Mais Frankie n’est pas le seul à être fasciné par le macabre : les thèmes de la violence, de la mutilation et de la mort sont également au cœur des conflits viennois. Ce n’est donc pas un hasard si le scénario de “Kerstin Kraus” vient de Dennis Cooper, le romancier à priser, avec qui Vienne collabore souvent (ainsi qu’avec Catherine Robbe-Grillet, sadique presque centenaire et veuve d’Alain). .
Comme le travail de Vienne ne consiste pas seulement à mettre en scène des marionnettes dans des espaces artistiques – elle est également chorégraphe, créatrice de théâtre et marionnettiste – en novembre, les Sophiensäle ont été utilisées comme troisième lieu pour une reprise de la pièce de danse “Crowd” de 2019.
Un seul interprète entre sur une scène encore sombre et recouverte de terre brun rougeâtre et pose les conditions de la pièce : les mouvements quotidiens comme marcher, gesticuler ou danser sont très lents.
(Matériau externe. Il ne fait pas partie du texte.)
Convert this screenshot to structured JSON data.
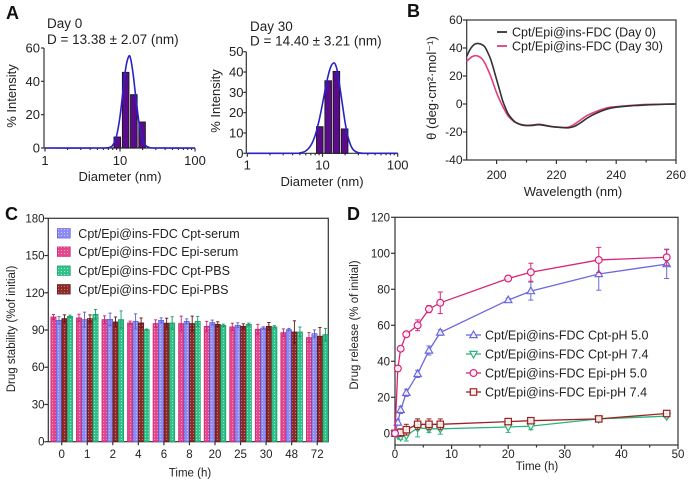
{
  "figure": {
    "panel_labels": [
      "A",
      "B",
      "C",
      "D"
    ]
  },
  "chart_data": [
    {
      "panel": "A",
      "type": "bar",
      "title": "Day 0",
      "subtitle": "D = 13.38 ± 2.07 (nm)",
      "xlabel": "Diameter (nm)",
      "ylabel": "% Intensity",
      "xscale": "log",
      "xlim": [
        1,
        100
      ],
      "ylim": [
        0,
        60
      ],
      "xticks": [
        1,
        10,
        100
      ],
      "yticks": [
        0,
        20,
        40,
        60
      ],
      "bars": {
        "x": [
          9.2,
          11.9,
          15.3,
          19.7
        ],
        "values": [
          6.6,
          45.4,
          32,
          15.6
        ]
      },
      "fit": {
        "x": [
          1,
          5,
          7,
          8,
          9,
          10,
          11,
          12,
          13.2,
          14,
          15,
          16,
          18,
          20,
          22,
          25,
          30,
          100
        ],
        "y": [
          0,
          0,
          0.2,
          1.7,
          7.3,
          18.9,
          34.8,
          48.7,
          55.2,
          52.6,
          44,
          33.1,
          14.6,
          5,
          1.5,
          0.2,
          0,
          0
        ]
      },
      "colors": {
        "bar": "#5a0b8b",
        "bar_edge": "#1a1a1a",
        "fit": "#2a22c4"
      }
    },
    {
      "panel": "A",
      "type": "bar",
      "title": "Day 30",
      "subtitle": "D = 14.40 ± 3.21 (nm)",
      "xlabel": "Diameter (nm)",
      "ylabel": "% Intensity",
      "xscale": "log",
      "xlim": [
        1,
        100
      ],
      "ylim": [
        0,
        50
      ],
      "xticks": [
        1,
        10,
        100
      ],
      "yticks": [
        0,
        10,
        20,
        30,
        40,
        50
      ],
      "bars": {
        "x": [
          9.2,
          11.9,
          15.3,
          19.7
        ],
        "values": [
          13.1,
          35.7,
          40.3,
          12
        ]
      },
      "fit": {
        "x": [
          1,
          4,
          5,
          6,
          7,
          8,
          9,
          10,
          11,
          12,
          13,
          14.2,
          15,
          16,
          18,
          20,
          22,
          25,
          30,
          40,
          100
        ],
        "y": [
          0,
          0,
          0.2,
          1.2,
          3.9,
          8.9,
          16.1,
          24.4,
          32.4,
          38.8,
          42.9,
          44.5,
          43.3,
          39.1,
          26.5,
          15.1,
          7.6,
          2.3,
          0.3,
          0,
          0
        ]
      },
      "colors": {
        "bar": "#5a0b8b",
        "bar_edge": "#1a1a1a",
        "fit": "#2a22c4"
      }
    },
    {
      "panel": "B",
      "type": "line",
      "xlabel": "Wavelength (nm)",
      "ylabel": "θ (deg·cm²·mol⁻¹)",
      "xlim": [
        190,
        260
      ],
      "ylim": [
        -40,
        60
      ],
      "xticks": [
        200,
        220,
        240,
        260
      ],
      "yticks": [
        -40,
        -20,
        0,
        20,
        40,
        60
      ],
      "legend": "top-right",
      "x": [
        190,
        191,
        192,
        193,
        194,
        195,
        196,
        197,
        198,
        199,
        200,
        201,
        202,
        203,
        204,
        206,
        208,
        210,
        212,
        214,
        216,
        218,
        220,
        222,
        224,
        226,
        228,
        230,
        232,
        234,
        236,
        238,
        240,
        245,
        250,
        255,
        260
      ],
      "series": [
        {
          "name": "Cpt/Epi@ins-FDC (Day 0)",
          "color": "#333333",
          "values": [
            34,
            38.5,
            41.5,
            43,
            43.2,
            42.5,
            41,
            37,
            32,
            25,
            17.5,
            10,
            2.5,
            -3,
            -7.5,
            -12.5,
            -14.7,
            -15.4,
            -15.3,
            -14.8,
            -15.3,
            -16,
            -16.5,
            -16.8,
            -17,
            -16,
            -13.5,
            -10.5,
            -8,
            -6,
            -4.3,
            -3,
            -2.3,
            -1.3,
            -0.7,
            -0.2,
            0
          ]
        },
        {
          "name": "Cpt/Epi@ins-FDC (Day 30)",
          "color": "#e23d80",
          "values": [
            30.5,
            32.5,
            34,
            34.5,
            34,
            32.5,
            29.5,
            25,
            20,
            14,
            8,
            3,
            -1.5,
            -5.5,
            -9,
            -12.8,
            -14.5,
            -15.2,
            -15,
            -14.5,
            -15,
            -16,
            -16.5,
            -16.8,
            -16.5,
            -14.5,
            -11.5,
            -8.5,
            -6.5,
            -4.8,
            -3.3,
            -2.3,
            -1.9,
            -1,
            -0.3,
            -0.2,
            0
          ]
        }
      ]
    },
    {
      "panel": "C",
      "type": "bar",
      "xlabel": "Time (h)",
      "ylabel": "Drug stability (%of initial)",
      "ylim": [
        0,
        180
      ],
      "yticks": [
        0,
        30,
        60,
        90,
        120,
        150,
        180
      ],
      "legend": "top-left",
      "categories": [
        "0",
        "1",
        "2",
        "4",
        "6",
        "8",
        "20",
        "25",
        "30",
        "48",
        "72"
      ],
      "series": [
        {
          "name": "Cpt/Epi@ins-FDC Cpt-serum",
          "color": "#8e8cf2",
          "edge": "#5d5bd6",
          "dot": "#c3c2fb",
          "values": [
            97.8,
            98.4,
            98.6,
            97,
            97.8,
            97,
            96,
            93.8,
            91.6,
            90.3,
            87.1
          ],
          "errors": [
            3,
            6,
            5,
            6,
            2,
            2,
            2,
            2,
            1,
            1,
            3
          ]
        },
        {
          "name": "Cpt/Epi@ins-FDC Epi-serum",
          "color": "#e3478e",
          "edge": "#c2246f",
          "dot": "#f39bc2",
          "values": [
            100.5,
            99.7,
            98.4,
            95.7,
            95.2,
            95.2,
            93,
            92.5,
            90.6,
            87.9,
            83.9
          ],
          "errors": [
            2,
            3,
            3,
            1.5,
            3,
            6,
            4,
            3,
            4,
            3,
            4
          ]
        },
        {
          "name": "Cpt/Epi@ins-FDC Cpt-PBS",
          "color": "#2fc28a",
          "edge": "#1d9a68",
          "dot": "#9ae6c7",
          "values": [
            101,
            102.6,
            98.4,
            90.3,
            95.7,
            97,
            93.8,
            94.6,
            92.5,
            88.4,
            86.3
          ],
          "errors": [
            1,
            4,
            7,
            0.5,
            5,
            4,
            1,
            1,
            1,
            4,
            5
          ]
        },
        {
          "name": "Cpt/Epi@ins-FDC Epi-PBS",
          "color": "#8e2a2a",
          "edge": "#5e1414",
          "dot": "#c97373",
          "values": [
            99.2,
            99.2,
            96.5,
            95.7,
            95.5,
            95.2,
            94.6,
            93,
            93,
            88.4,
            85
          ],
          "errors": [
            3,
            3,
            4,
            4,
            4,
            6,
            2,
            2,
            3,
            9,
            7
          ]
        }
      ]
    },
    {
      "panel": "D",
      "type": "line",
      "xlabel": "Time (h)",
      "ylabel": "Drug release (% of initial)",
      "xlim": [
        0,
        50
      ],
      "ylim": [
        -6.5,
        120
      ],
      "xticks": [
        0,
        10,
        20,
        30,
        40,
        50
      ],
      "yticks": [
        0,
        20,
        40,
        60,
        80,
        100,
        120
      ],
      "legend": "center-right",
      "x": [
        0,
        0.5,
        1,
        2,
        4,
        6,
        8,
        20,
        24,
        36,
        48
      ],
      "series": [
        {
          "name": "Cpt/Epi@ins-FDC Cpt-pH 5.0",
          "color": "#6b68dc",
          "marker": "triangle-up",
          "values": [
            0,
            6,
            13,
            22.5,
            33,
            46,
            56,
            74,
            79,
            88.5,
            94
          ],
          "errors": [
            0,
            1.5,
            2,
            2,
            2,
            2.5,
            1.5,
            1,
            5,
            9,
            8
          ]
        },
        {
          "name": "Cpt/Epi@ins-FDC Cpt-pH 7.4",
          "color": "#2db37c",
          "marker": "triangle-down",
          "values": [
            0,
            -1,
            -2,
            -1.3,
            3,
            2.5,
            2.5,
            3.5,
            4,
            8,
            9.5
          ],
          "errors": [
            0,
            1,
            1.5,
            3,
            5,
            2,
            3,
            3,
            2,
            1,
            1
          ]
        },
        {
          "name": "Cpt/Epi@ins-FDC Epi-pH 5.0",
          "color": "#d6267a",
          "marker": "circle",
          "values": [
            0,
            36,
            47,
            55,
            60,
            69,
            72.5,
            86,
            89.5,
            96.3,
            97.8
          ],
          "errors": [
            0,
            1.5,
            1,
            1,
            3,
            2,
            6,
            1,
            5,
            7,
            4.5
          ]
        },
        {
          "name": "Cpt/Epi@ins-FDC Epi-pH 7.4",
          "color": "#9c2222",
          "marker": "square",
          "values": [
            0,
            0,
            0.5,
            2,
            5,
            5,
            5,
            6.5,
            7,
            8,
            11
          ],
          "errors": [
            0,
            1,
            2,
            3,
            3,
            3,
            3,
            1.5,
            1,
            1,
            1.5
          ]
        }
      ]
    }
  ]
}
Dès que les 15 danseurs peuplent la scène, dont cinq hommes, cela continue dans ce mode d’étirement, c’est-à-dire au « ralenti ». Cet aspect social – en accord avec l’âge biologique des interprètes – est plus avancé de quelques années que dans les scènes de marionnettes des musées viennois. Les expressions sont également plus riches.
Il y a des poses de suffisance ou d’exubérance, puis des scènes de convivialité, de tristesse, d’agressivité, d’excitation ou d’épuisement. C’est comme une rave en plein air avec des cellules narratives côte à côte. Les groupes se forment ou se divisent et se réorganisent. L’intérêt sexuel d’un personnage déclenche le dégoût chez l’autre désiré. Une femme sans-abri psychotique erre seule avec peu de bagages. De temps en temps, la fiction est interrompue et les interprètes individuels s’éloignent brièvement du ralenti.
Après « Crowd », les choses sont revenues à la normale, lorsque Gisèle Vienne elle-même est montée sur scène et a lu une déclaration détaillée contre le budget d’austérité de Berlin et la fascisation des sociétés occidentales. Ce n’est pas agréable quand une œuvre artistique est dévalorisée par la présence personnelle. Mais le fait qu’après un spectacle épuisant, les danseurs devaient faire la queue comme des poupées ressemblait presque à un abus.